Yet, although neither saw, they were impressed. Tom’s words were nonsense, perhaps: but they were like song. They held their hearers. The more raptly since neither knew that this was music. So birds, perhaps, listen to song and dimly descrying its beauty, which is its meaning, obey its call. David was silent. He was near Tom. A new plenitude in Tom that hurt him no less than the emptiness he had feared.

A very faint pull from himself, a very faint losing of balance. As it went on, from deep within him, invisibly deep, it widened toward the world.

Tom sat still, seeing his hurt, seeing he could not heal it. He had to watch a bleeding he could not stem. He watched it, now: with David watching him. He saw the dissonant thing that spread and shattered his world: he saw the deepest of his thrusts to right himself die far from the mark....

And David there before him with clear eyes! David ready to judge him! David in search of words wherewith to judge him!... Tom came to himself in anger. All his effort to be, for once, harmoniously himself rose up from its defeat and surged toward David. Anger for David! If he lacked fingers long and skilled enough to remove this cancer in his friendship, setting him balanceless toward life, then let him blot it out. Let David be blotted out!...

He turned against him.

“The worst thing about you is that you make me take you seriously. Your troubles are nothing but selfishness. Selfishness is insatiate. So is a dull humorlessness like yours.

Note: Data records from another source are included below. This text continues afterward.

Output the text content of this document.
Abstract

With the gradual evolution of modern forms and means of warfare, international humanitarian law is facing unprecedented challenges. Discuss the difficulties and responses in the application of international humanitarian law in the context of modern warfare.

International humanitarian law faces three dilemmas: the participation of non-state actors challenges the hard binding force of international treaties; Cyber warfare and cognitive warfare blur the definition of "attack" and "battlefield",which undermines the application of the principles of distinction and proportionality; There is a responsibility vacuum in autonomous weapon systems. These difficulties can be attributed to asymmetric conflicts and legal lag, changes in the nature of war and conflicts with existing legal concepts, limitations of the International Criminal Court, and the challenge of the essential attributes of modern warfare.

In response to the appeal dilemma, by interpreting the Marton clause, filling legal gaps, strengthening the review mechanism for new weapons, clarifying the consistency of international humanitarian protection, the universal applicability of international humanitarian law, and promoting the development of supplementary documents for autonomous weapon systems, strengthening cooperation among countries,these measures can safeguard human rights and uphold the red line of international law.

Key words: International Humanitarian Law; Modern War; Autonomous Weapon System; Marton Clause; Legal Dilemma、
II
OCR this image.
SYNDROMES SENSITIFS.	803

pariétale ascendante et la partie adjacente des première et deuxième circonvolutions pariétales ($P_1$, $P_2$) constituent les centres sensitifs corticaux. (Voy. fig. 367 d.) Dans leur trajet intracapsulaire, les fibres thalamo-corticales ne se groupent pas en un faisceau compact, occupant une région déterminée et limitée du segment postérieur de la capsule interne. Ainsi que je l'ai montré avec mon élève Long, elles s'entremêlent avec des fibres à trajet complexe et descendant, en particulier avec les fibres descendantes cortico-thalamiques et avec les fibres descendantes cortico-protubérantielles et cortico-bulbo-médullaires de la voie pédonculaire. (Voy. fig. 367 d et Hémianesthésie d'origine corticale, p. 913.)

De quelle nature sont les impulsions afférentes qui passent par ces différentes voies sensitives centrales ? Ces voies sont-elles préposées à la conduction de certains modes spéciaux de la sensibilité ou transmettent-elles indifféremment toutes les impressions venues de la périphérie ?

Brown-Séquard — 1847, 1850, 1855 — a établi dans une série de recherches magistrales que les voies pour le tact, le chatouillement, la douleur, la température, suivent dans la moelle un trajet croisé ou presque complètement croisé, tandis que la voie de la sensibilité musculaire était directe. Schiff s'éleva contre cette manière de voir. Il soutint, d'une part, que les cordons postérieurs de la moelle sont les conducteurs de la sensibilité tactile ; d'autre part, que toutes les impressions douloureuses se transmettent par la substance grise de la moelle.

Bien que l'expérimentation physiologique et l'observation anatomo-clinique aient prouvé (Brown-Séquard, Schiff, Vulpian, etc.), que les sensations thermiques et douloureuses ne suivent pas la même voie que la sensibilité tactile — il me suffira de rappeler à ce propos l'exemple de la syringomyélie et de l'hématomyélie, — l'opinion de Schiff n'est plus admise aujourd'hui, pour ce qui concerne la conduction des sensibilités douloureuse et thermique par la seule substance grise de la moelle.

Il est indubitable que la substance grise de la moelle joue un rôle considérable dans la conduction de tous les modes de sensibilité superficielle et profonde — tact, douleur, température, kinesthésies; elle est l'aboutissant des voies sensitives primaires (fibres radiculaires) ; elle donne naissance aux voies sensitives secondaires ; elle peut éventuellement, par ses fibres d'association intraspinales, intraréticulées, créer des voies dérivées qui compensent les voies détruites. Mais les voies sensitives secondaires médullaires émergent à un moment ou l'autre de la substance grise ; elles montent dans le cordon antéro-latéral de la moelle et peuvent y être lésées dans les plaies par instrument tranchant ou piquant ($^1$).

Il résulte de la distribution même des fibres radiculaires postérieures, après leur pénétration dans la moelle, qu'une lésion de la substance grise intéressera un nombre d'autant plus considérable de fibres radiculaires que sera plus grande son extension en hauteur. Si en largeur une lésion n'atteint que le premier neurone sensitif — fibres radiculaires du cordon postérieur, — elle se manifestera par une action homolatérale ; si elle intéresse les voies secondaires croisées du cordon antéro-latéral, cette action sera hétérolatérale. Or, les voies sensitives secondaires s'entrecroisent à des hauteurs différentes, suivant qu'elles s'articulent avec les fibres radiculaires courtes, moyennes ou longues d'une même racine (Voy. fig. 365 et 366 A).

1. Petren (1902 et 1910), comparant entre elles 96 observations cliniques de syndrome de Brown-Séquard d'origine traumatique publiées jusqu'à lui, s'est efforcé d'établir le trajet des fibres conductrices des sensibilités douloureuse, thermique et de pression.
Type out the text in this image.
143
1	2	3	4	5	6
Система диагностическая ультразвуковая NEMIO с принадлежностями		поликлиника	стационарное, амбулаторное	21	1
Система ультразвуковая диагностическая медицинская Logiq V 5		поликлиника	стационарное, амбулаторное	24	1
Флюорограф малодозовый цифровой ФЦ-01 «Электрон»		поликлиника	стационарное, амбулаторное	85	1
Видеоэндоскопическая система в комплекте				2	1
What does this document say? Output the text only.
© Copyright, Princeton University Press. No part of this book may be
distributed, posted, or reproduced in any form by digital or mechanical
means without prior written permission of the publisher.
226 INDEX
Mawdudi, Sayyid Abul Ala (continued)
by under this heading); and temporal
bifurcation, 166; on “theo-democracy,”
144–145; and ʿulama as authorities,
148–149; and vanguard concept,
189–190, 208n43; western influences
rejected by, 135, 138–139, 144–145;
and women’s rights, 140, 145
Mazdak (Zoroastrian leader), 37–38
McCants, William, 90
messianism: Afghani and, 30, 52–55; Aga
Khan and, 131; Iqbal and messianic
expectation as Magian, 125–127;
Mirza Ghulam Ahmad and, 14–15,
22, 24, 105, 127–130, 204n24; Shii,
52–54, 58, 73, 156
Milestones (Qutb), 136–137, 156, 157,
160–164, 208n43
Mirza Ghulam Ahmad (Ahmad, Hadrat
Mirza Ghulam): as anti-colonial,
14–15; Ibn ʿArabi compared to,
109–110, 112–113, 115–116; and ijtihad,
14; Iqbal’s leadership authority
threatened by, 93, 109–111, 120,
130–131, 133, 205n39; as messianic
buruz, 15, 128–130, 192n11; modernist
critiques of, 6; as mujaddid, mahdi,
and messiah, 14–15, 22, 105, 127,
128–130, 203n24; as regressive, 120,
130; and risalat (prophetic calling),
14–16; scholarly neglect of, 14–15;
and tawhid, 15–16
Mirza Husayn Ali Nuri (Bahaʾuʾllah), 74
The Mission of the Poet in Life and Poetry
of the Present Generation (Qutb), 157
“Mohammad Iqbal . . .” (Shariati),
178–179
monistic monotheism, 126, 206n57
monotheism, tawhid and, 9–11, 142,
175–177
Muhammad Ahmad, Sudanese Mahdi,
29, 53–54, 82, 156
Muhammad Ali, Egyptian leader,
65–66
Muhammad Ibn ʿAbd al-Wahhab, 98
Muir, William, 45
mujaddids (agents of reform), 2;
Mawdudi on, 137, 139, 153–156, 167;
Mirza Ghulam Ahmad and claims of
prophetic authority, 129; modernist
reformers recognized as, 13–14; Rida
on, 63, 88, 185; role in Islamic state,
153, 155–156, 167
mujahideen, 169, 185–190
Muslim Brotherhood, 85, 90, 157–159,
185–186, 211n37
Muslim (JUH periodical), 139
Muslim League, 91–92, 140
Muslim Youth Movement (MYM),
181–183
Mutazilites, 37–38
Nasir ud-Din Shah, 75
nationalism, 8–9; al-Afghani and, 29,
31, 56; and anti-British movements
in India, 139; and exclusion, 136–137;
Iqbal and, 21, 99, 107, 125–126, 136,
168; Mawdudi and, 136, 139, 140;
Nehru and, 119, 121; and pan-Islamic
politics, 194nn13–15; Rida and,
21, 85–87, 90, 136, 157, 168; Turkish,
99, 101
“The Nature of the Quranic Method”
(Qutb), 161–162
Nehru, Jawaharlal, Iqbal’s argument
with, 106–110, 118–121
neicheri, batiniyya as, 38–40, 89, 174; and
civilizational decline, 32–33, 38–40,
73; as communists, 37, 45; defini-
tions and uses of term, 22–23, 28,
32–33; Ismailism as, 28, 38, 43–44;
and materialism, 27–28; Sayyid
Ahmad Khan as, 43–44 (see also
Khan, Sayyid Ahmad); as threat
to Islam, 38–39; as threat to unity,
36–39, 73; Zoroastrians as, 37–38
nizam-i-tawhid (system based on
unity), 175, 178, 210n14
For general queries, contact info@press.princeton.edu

My Lord, man, what a state you put me in just because we’re friends—just because I want to think well of you, well of your interests and your doubts. What is it all about? Eh, tell me that. What the Devil have you to complain of?”

He stood over David and menaced him with words. “You’re a spoilt child: what you need is a Mamma. If you had a spark of wit you’d roar at yourself, roar at me when I am fooled by your childishness into being tender. I am to give, and give, and give. If I weary or get out of breath, I am judged. Supposing I turned about, just for a change, and began judging you?”

David sat numb. The need of striking back, the need of defense—where was it? Tom lighted the gas-jets. Every gas-jet. The room showed yellow and hard. The light was like the lying of sand, the room was a barbarous arena. Tom’s eyes were one with the blazing gas-jets.

Their bell.

“Sometimes I am sick, I am sick of it all,” said Tom. “Sometimes I wonder what it must be like, just for a moment to be taken as I am:—to be embraced in understanding; to receive.”